Spearheaded by Local 790 in San Francisco, the campaign opposes the McCain-Kennedy bill, which would further militarize the U.S./Mexican border, level sanctions against employers who hire undocumented workers and establish a federal so-called “guest worker” program which does not offer a path to citizenship. One such 2006 program was so discriminatory that the Southern Poverty Law Center sued a contractor and won back wages for hundreds of Latin American immigrants. (Workers World, Dec. 28)

“How are we supposed to organize workplaces with these kinds of laws?” asked Renee Saucedo, a leader of the campaign. (Labor Notes, January 2007)

To support this important rank-and-file initiative before the January meeting, sign the petition at www.noworkerisillegal.org.

Newspaper workers sign contracts

In December members of The Newspaper Guild-CWA and other unions in Boston, Honolulu, Philadelphia, and San Jose signed bitterly fought contracts with more concessions than gains.

“These were tough, tough fights, and the contracts aren’t pretty, but neither is the industry right now,” said Linda Foley, TNG-CWA president, in a Dec. 22 press release.
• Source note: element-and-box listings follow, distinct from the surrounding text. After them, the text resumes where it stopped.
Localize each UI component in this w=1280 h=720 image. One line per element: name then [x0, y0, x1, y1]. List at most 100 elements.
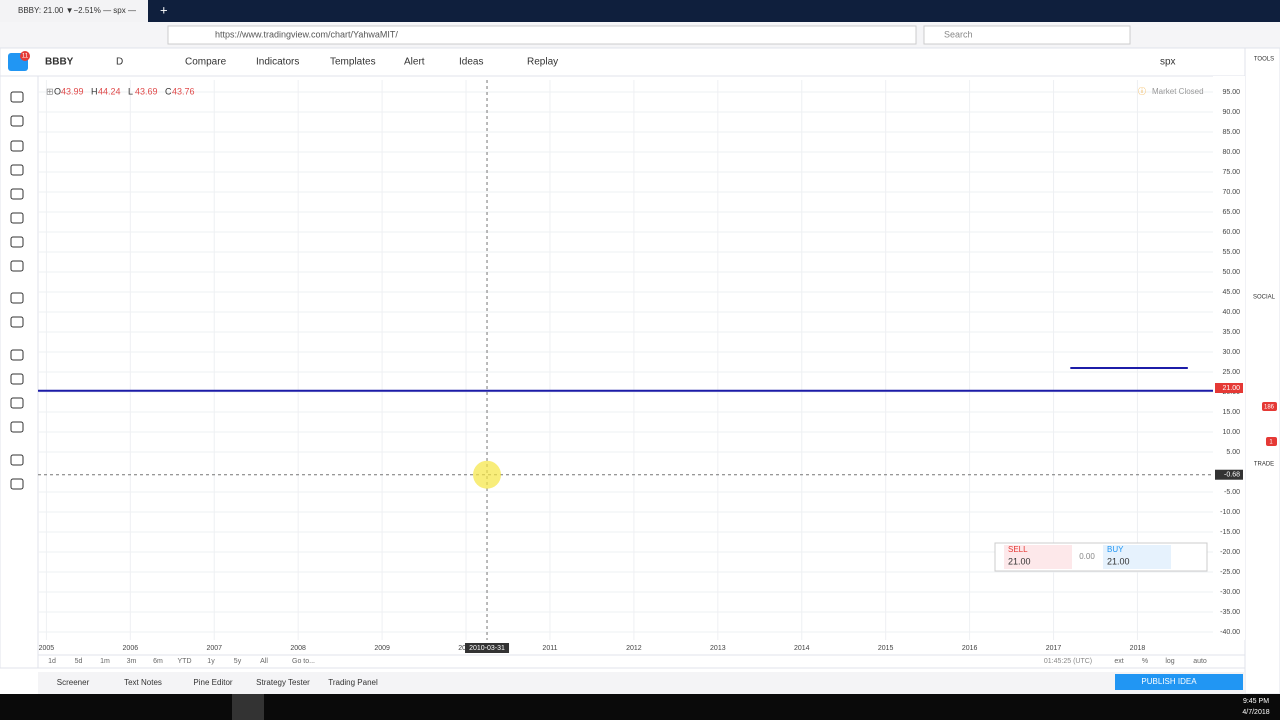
y-tick-label: -30.00 — [1220, 589, 1240, 596]
crosshair-x-tag — [465, 643, 510, 653]
toolbar-item[interactable]: Compare — [185, 57, 227, 68]
range-button[interactable]: All — [260, 658, 268, 665]
tool-icon[interactable] — [10, 164, 24, 176]
tool-icon[interactable] — [10, 188, 24, 200]
y-tick-label: 25.00 — [1222, 369, 1240, 376]
y-tick-label: -5.00 — [1224, 489, 1240, 496]
tool-icon[interactable] — [10, 91, 24, 103]
x-tick-label: 2012 — [626, 645, 642, 652]
layout-name[interactable]: spx — [1160, 57, 1176, 68]
scale-option[interactable]: ext — [1114, 658, 1123, 665]
sidebar-section: TOOLS — [1254, 57, 1274, 63]
cursor-highlight — [473, 460, 502, 489]
sell-button[interactable] — [1004, 545, 1072, 569]
panel-tab[interactable]: Pine Editor — [193, 678, 232, 687]
range-button[interactable]: YTD — [178, 658, 192, 665]
badge-count: 1 — [1269, 440, 1273, 446]
taskbar-time: 9:45 PM — [1243, 698, 1269, 705]
sell-price: 21.00 — [1008, 556, 1031, 566]
range-button[interactable]: 1m — [100, 658, 110, 665]
panel-tab[interactable]: Text Notes — [124, 678, 162, 687]
goto-button[interactable]: Go to... — [292, 658, 315, 665]
buy-button[interactable] — [1103, 545, 1171, 569]
tool-icon[interactable] — [10, 236, 24, 248]
y-tick-label: 90.00 — [1222, 109, 1240, 116]
tool-icon[interactable] — [10, 397, 24, 409]
panel-tab[interactable]: Strategy Tester — [256, 678, 310, 687]
range-bar — [37, 654, 1246, 669]
badge-count: 11 — [22, 54, 29, 60]
sell-label: SELL — [1008, 545, 1028, 554]
y-tick-label: 55.00 — [1222, 249, 1240, 256]
toolbar-item[interactable]: Templates — [330, 57, 376, 68]
x-tick-label: 2015 — [878, 645, 894, 652]
toolbar-item[interactable]: Indicators — [256, 57, 299, 68]
taskbar-date: 4/7/2018 — [1242, 709, 1269, 716]
new-tab[interactable]: + — [160, 2, 168, 17]
y-tick-label: 45.00 — [1222, 289, 1240, 296]
badge-count: 186 — [1264, 405, 1275, 411]
tool-icon[interactable] — [10, 115, 24, 127]
scale-option[interactable]: % — [1142, 658, 1148, 665]
range-button[interactable]: 5y — [234, 658, 242, 665]
y-tick-label: 85.00 — [1222, 129, 1240, 136]
ohlc-key: H — [91, 86, 98, 96]
url: https://www.tradingview.com/chart/YahwaM… — [215, 29, 398, 39]
tool-icon[interactable] — [10, 373, 24, 385]
interval[interactable]: D — [116, 57, 123, 68]
y-tick-label: -25.00 — [1220, 569, 1240, 576]
y-tick-label: -20.00 — [1220, 549, 1240, 556]
scale-option[interactable]: log — [1165, 658, 1174, 665]
ohlc-value: 43.76 — [172, 86, 195, 96]
crosshair-y-label: -0.68 — [1224, 472, 1240, 479]
tool-icon[interactable] — [10, 349, 24, 361]
tool-icon[interactable] — [10, 421, 24, 433]
y-tick-label: 75.00 — [1222, 169, 1240, 176]
badge — [1262, 402, 1277, 411]
y-tick-label: -15.00 — [1220, 529, 1240, 536]
tab[interactable] — [0, 0, 148, 22]
tool-icon[interactable] — [10, 454, 24, 466]
clock: 01:45:25 (UTC) — [1044, 658, 1092, 665]
toolbar-item[interactable]: Ideas — [459, 57, 483, 68]
panel-tab[interactable]: Trading Panel — [328, 678, 378, 687]
search-box[interactable] — [923, 25, 1131, 45]
url-bar[interactable] — [167, 25, 917, 45]
x-tick-label: 2006 — [123, 645, 139, 652]
panel-tab[interactable]: Screener — [57, 678, 90, 687]
publish-button[interactable] — [1115, 674, 1243, 690]
range-button[interactable]: 3m — [127, 658, 137, 665]
badge — [20, 51, 30, 61]
tool-icon[interactable] — [10, 478, 24, 490]
x-tick-label: 2018 — [1130, 645, 1146, 652]
range-button[interactable]: 1d — [48, 658, 56, 665]
x-tick-label: 2017 — [1046, 645, 1062, 652]
y-tick-label: 70.00 — [1222, 189, 1240, 196]
ohlc-key: C — [165, 86, 172, 96]
scale-option[interactable]: auto — [1193, 658, 1207, 665]
range-button[interactable]: 6m — [153, 658, 163, 665]
y-tick-label: 10.00 — [1222, 429, 1240, 436]
x-tick-label: 2007 — [206, 645, 222, 652]
tool-icon[interactable] — [10, 212, 24, 224]
tab-strip — [0, 0, 1280, 22]
x-tick-label: 2005 — [39, 645, 55, 652]
tool-icon[interactable] — [10, 260, 24, 272]
y-tick-label: 60.00 — [1222, 229, 1240, 236]
tool-icon[interactable] — [10, 316, 24, 328]
toolbar-item[interactable]: Replay — [527, 57, 558, 68]
range-button[interactable]: 5d — [75, 658, 83, 665]
y-tick-label: 5.00 — [1226, 449, 1240, 456]
tool-icon[interactable] — [10, 140, 24, 152]
symbol[interactable]: BBBY — [45, 57, 74, 68]
badge — [1266, 437, 1277, 446]
x-tick-label: 2009 — [374, 645, 390, 652]
ohlc-toggle[interactable]: ⊞ — [46, 86, 54, 96]
y-tick-label: 35.00 — [1222, 329, 1240, 336]
range-button[interactable]: 1y — [207, 658, 215, 665]
toolbar-item[interactable]: Alert — [404, 57, 425, 68]
tool-icon[interactable] — [10, 292, 24, 304]
chart: 95.00 90.00 85.00 80.00 75.00 70.00 65.00 60.00… — [38, 76, 1245, 653]
active-app[interactable] — [232, 694, 264, 720]
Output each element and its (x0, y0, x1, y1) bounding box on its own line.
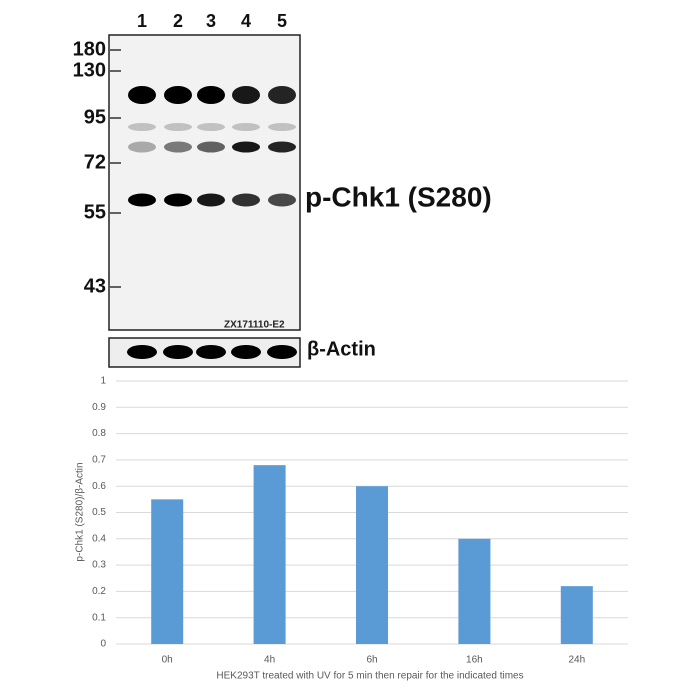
band (197, 123, 225, 131)
y-axis-label: p-Chk1 (S280)/β-Actin (75, 462, 86, 561)
bar (458, 538, 491, 644)
x-tick-label: 24h (568, 655, 585, 666)
band (164, 141, 192, 153)
bar (253, 465, 286, 644)
actin-band (196, 345, 226, 359)
x-tick-label: 16h (466, 655, 483, 666)
actin-band (231, 345, 261, 359)
blot-panel (108, 34, 301, 331)
band (232, 193, 260, 207)
x-axis-label: HEK293T treated with UV for 5 min then r… (216, 671, 523, 682)
bar (151, 499, 184, 644)
band (268, 141, 296, 153)
lane-label: 3 (206, 11, 216, 31)
band (128, 86, 156, 104)
band (268, 86, 296, 104)
lot-label: ZX171110-E2 (224, 320, 285, 331)
lane-label: 4 (241, 11, 251, 31)
lane-label: 5 (277, 11, 287, 31)
actin-band (267, 345, 297, 359)
band (268, 123, 296, 131)
y-tick-label: 0.1 (92, 612, 106, 623)
x-tick-label: 4h (264, 655, 275, 666)
band (268, 193, 296, 207)
y-tick-label: 0.3 (92, 560, 106, 571)
y-tick-label: 0.9 (92, 402, 106, 413)
target-label: p-Chk1 (S280) (305, 181, 492, 212)
marker-label: 95 (84, 106, 106, 128)
actin-band (127, 345, 157, 359)
bar (356, 486, 388, 644)
marker-label: 55 (84, 201, 106, 223)
band (128, 141, 156, 153)
y-tick-label: 0.6 (92, 481, 106, 492)
band (164, 123, 192, 131)
y-tick-label: 0.7 (92, 455, 106, 466)
band (232, 141, 260, 153)
band (232, 86, 260, 104)
marker-label: 72 (84, 151, 106, 173)
lane-label: 2 (173, 11, 183, 31)
marker-label: 43 (84, 275, 106, 297)
y-tick-label: 0.5 (92, 507, 106, 518)
band (164, 86, 192, 104)
y-tick-label: 0 (100, 639, 106, 650)
band (197, 193, 225, 207)
band (197, 86, 225, 104)
control-label: β-Actin (307, 338, 376, 360)
bar (560, 586, 593, 644)
band (197, 141, 225, 153)
band (128, 123, 156, 131)
lane-label: 1 (137, 11, 147, 31)
marker-label: 180 (73, 38, 106, 60)
x-tick-label: 6h (366, 655, 377, 666)
marker-label: 130 (73, 59, 106, 81)
y-tick-label: 0.8 (92, 428, 106, 439)
y-tick-label: 1 (100, 376, 106, 387)
y-tick-label: 0.4 (92, 533, 106, 544)
actin-band (163, 345, 193, 359)
x-tick-label: 0h (162, 655, 173, 666)
band (128, 193, 156, 207)
band (164, 193, 192, 207)
y-tick-label: 0.2 (92, 586, 106, 597)
band (232, 123, 260, 131)
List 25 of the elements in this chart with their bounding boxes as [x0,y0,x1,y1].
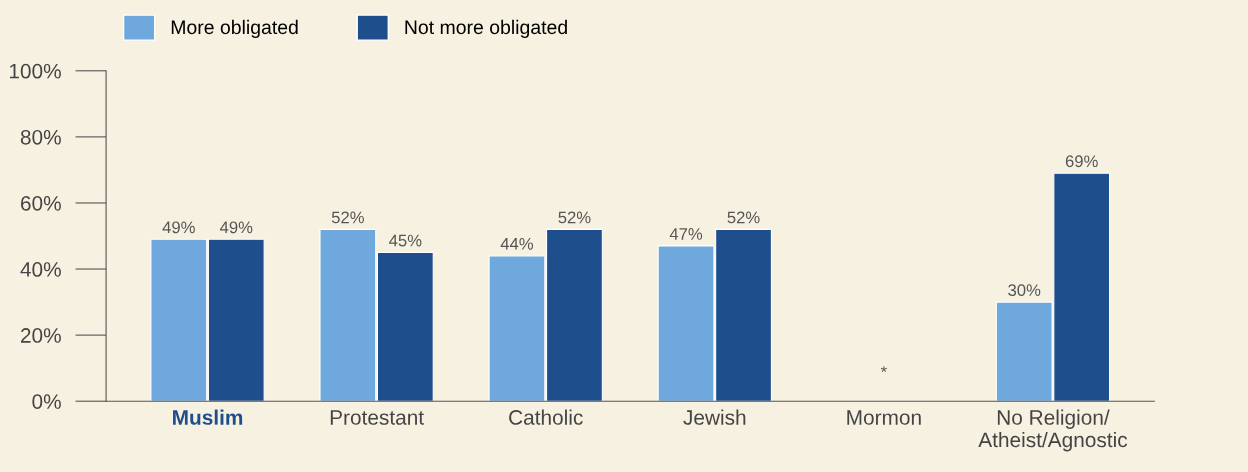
text: 47% [669,228,703,240]
x-tick-label: Protestant [330,410,424,425]
y-tick-label: 40% [20,262,61,277]
annotation: * [880,366,887,373]
text: 45% [389,234,422,247]
y-tick-label: 0% [32,394,61,409]
text: 49% [219,221,253,234]
text: 52% [331,211,364,224]
text: 44% [500,238,534,250]
text: 30% [1008,284,1041,297]
y-tick-label: 20% [20,328,61,343]
text: 49% [162,221,195,234]
y-tick-label: 100% [9,63,61,79]
legend-label: More obligated [171,19,298,38]
x-tick-label: Catholic [509,409,583,425]
x-tick-label: Muslim [173,409,243,425]
x-tick-label: Mormon [847,410,921,425]
y-tick-label: 60% [21,195,61,211]
y-tick-label: 80% [20,129,61,145]
text: 69% [1065,155,1098,168]
text: 52% [558,211,591,224]
text: 52% [727,211,760,224]
legend-label: Not more obligated [405,19,567,38]
x-tick-label: No Religion/ Atheist/Agnostic [978,409,1128,452]
x-tick-label: Jewish [683,409,746,425]
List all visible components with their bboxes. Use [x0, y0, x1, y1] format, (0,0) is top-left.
The release explained: “Newspapers across the country have cut 34,000 jobs in the last five years and have announced thousands more cuts in the past few months. Although some papers are struggling financially, even highly profitable newspapers are slashing jobs, wages and benefits in the race for corporate profit.”

Wisconsin day-care workers win union

The overwhelming majority of the 7,000 licensed child care providers in Wisconsin signed cards to join AFSCME/Child Care Providers Together last fall. The union was certified on Oct. 30.

“Providers joined together because they want to have a voice in the policies that affect their profession,” said Gerald McEntee, president of AFSCME. Support came from workers in metro, suburban, and rural areas across the state and included English-, Spanish- and Hmong-speaking providers. The union will focus on developing leaders charged with setting up a negotiation process.

“Considering the onslaught of W-2 and the smashing of unions/living wage jobs in Wisconsin, which hit women the hardest, especially in Milwaukee where the largest percentage of Black, Latina and Hmong women live, this will help them immensely,” local labor activist Bryan G. Pfeifer told Workers World. “This will also help many poor white women in rural areas.”

AFSCME/Child Care Providers Together is part of a national movement to organize child care professionals, who have been considered self-employed independent contractors because they work at home. Similar campaigns have been successful in Iowa and Oregon and are underway in California, Michigan, Minnesota, New Jersey, New York, Ohio and Pennsylvania. AFSCME represents more than 150,000 family child care providers, day-care center workers, Head Start teachers and early childhood employees.